Consumer prices are expected to rise 2.1% in November compared to the previous year, according to the median forecast of 29 people surveyed by Bloomberg. The core index, which excludes volatile items such as energy and is due to be released on Tuesday, is expected to remain at 2.4%.
Data that supports maintaining interest rates
This data, the last before the European Central Bank’s anticipated decision on December 18, may reinforce policymakers’ conviction to keep borrowing costs unchanged, allowing them to focus instead on their pivotal quarterly forecasts, which will include the first outlook extending to 2028.
A sense of anticipation prevails among monetary policymakers, with no clear consensus on the next move regarding interest rates. Mixed signals from national reports on Friday may add to this uncertainty, as stronger-than-expected inflation in Germany and Spain was offset by weaker-than-expected readings in France and Italy.
If there is any bias within the current governing council, it may be toward scrutinizing the data for upward pressure on price growth. Vice President Luis de Guindos told Bloomberg Television on November 26 that the risk of inflation falling below the target is limited, in his view. President Christine Lagarde, who has repeatedly emphasized the current favorable monetary policy stance, will offer her own perspective in her testimony before lawmakers in Brussels on Wednesday.

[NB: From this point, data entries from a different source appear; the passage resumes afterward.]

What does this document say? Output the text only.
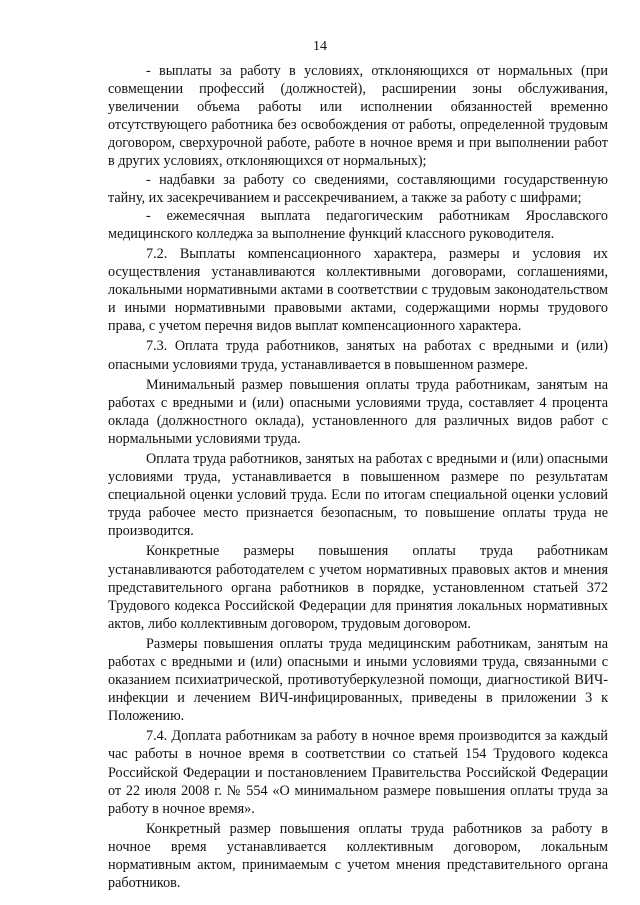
14

- выплаты за работу в условиях, отклоняющихся от нормальных (при совмещении профессий (должностей), расширении зоны обслуживания, увеличении объема работы или исполнении обязанностей временно отсутствующего работника без освобождения от работы, определенной трудовым договором, сверхурочной работе, работе в ночное время и при выполнении работ в других условиях, отклоняющихся от нормальных);

- надбавки за работу со сведениями, составляющими государственную тайну, их засекречиванием и рассекречиванием, а также за работу с шифрами;

- ежемесячная выплата педагогическим работникам Ярославского медицинского колледжа за выполнение функций классного руководителя.

7.2. Выплаты компенсационного характера, размеры и условия их осуществления устанавливаются коллективными договорами, соглашениями, локальными нормативными актами в соответствии с трудовым законодательством и иными нормативными правовыми актами, содержащими нормы трудового права, с учетом перечня видов выплат компенсационного характера.

7.3. Оплата труда работников, занятых на работах с вредными и (или) опасными условиями труда, устанавливается в повышенном размере.

Минимальный размер повышения оплаты труда работникам, занятым на работах с вредными и (или) опасными условиями труда, составляет 4 процента оклада (должностного оклада), установленного для различных видов работ с нормальными условиями труда.

Оплата труда работников, занятых на работах с вредными и (или) опасными условиями труда, устанавливается в повышенном размере по результатам специальной оценки условий труда. Если по итогам специальной оценки условий труда рабочее место признается безопасным, то повышение оплаты труда не производится.

Конкретные размеры повышения оплаты труда работникам устанавливаются работодателем с учетом нормативных правовых актов и мнения представительного органа работников в порядке, установленном статьей 372 Трудового кодекса Российской Федерации для принятия локальных нормативных актов, либо коллективным договором, трудовым договором.

Размеры повышения оплаты труда медицинским работникам, занятым на работах с вредными и (или) опасными и иными условиями труда, связанными с оказанием психиатрической, противотуберкулезной помощи, диагностикой ВИЧ-инфекции и лечением ВИЧ-инфицированных, приведены в приложении 3 к Положению.

7.4. Доплата работникам за работу в ночное время производится за каждый час работы в ночное время в соответствии со статьей 154 Трудового кодекса Российской Федерации и постановлением Правительства Российской Федерации от 22 июля 2008 г. № 554 «О минимальном размере повышения оплаты труда за работу в ночное время».

Конкретный размер повышения оплаты труда работников за работу в ночное время устанавливается коллективным договором, локальным нормативным актом, принимаемым с учетом мнения представительного органа работников.
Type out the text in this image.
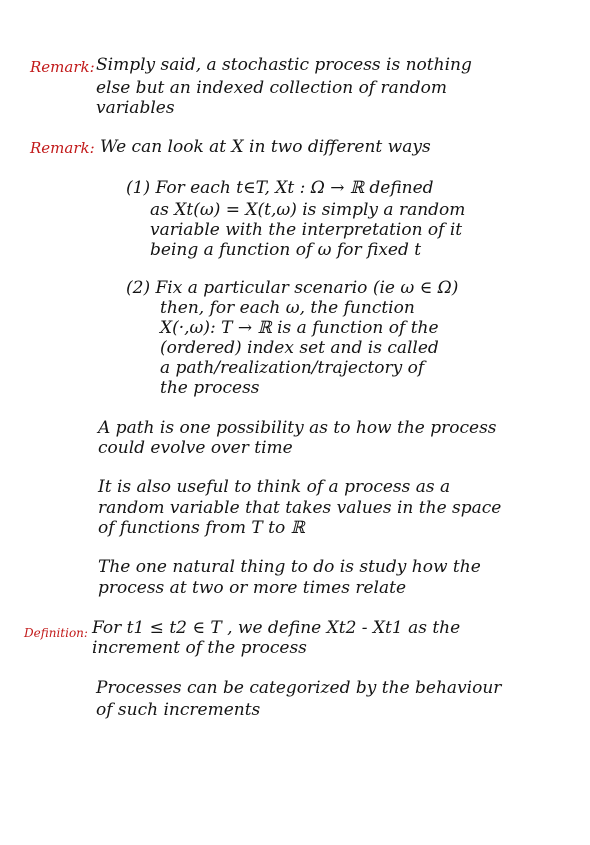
Remark: Simply said, a stochastic process is nothing
else but an indexed collection of random
variables
Remark: We can look at X in two different ways
(1) For each t∈T, Xt : Ω → ℝ defined
as Xt(ω) = X(t,ω) is simply a random
variable with the interpretation of it
being a function of ω for fixed t
(2) Fix a particular scenario (ie ω ∈ Ω)
then, for each ω, the function
X(·,ω): T → ℝ is a function of the
(ordered) index set and is called
a path/realization/trajectory of
the process
A path is one possibility as to how the process
could evolve over time
It is also useful to think of a process as a
random variable that takes values in the space
of functions from T to ℝ
The one natural thing to do is study how the
process at two or more times relate
Definition: For t1 ≤ t2 ∈ T , we define Xt2 - Xt1 as the
increment of the process
Processes can be categorized by the behaviour
of such increments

The European Central Bank's lack of direction also reflects the divergent views among economists. For example, Bloomberg Economics predicts that inflation will slow in the coming months, strengthening the case for an interest rate cut.

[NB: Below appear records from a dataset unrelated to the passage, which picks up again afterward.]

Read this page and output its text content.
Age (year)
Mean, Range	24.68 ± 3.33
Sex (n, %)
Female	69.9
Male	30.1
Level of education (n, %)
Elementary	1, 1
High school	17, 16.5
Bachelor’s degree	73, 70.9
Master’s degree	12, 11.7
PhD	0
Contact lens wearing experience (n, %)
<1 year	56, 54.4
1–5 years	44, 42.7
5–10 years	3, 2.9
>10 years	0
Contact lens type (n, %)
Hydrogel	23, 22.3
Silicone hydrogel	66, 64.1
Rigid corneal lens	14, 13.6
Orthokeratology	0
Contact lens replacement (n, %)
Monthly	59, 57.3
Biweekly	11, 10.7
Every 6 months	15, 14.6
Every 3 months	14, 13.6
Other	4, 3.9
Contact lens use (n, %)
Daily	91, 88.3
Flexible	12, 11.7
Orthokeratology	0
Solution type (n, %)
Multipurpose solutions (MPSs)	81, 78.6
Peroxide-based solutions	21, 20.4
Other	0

Bloomberg Economics experts' opinion:
Eurozone inflation is likely to remain stable in November at slightly above the central bank's 2% target before resuming a sustained slowdown in December. This could add pressure on the European Central Bank to ease monetary policy next year, even though the Governing Council is currently resisting such a move.
Analysts Simona Dele-Kay and David Powell
BNP Paribas offered a different interpretation in a recent note. Paul Hollingsworth, head of developed markets economics at the bank, wrote: “As we head towards 2026, we expect the European Central Bank to see stronger growth and higher inflation than it currently forecasts, which will further strengthen the case for keeping interest rates at their current levels for an extended period.” He added: “We still believe the next step will be an interest rate hike.”
In other news, the OECD in Paris will release new forecasts on Tuesday, the US will release a consumer price index, UK monetary policymakers will give their assessment of the stability of the financial system, and Brazil may reach the end of its longest period of growth in decades.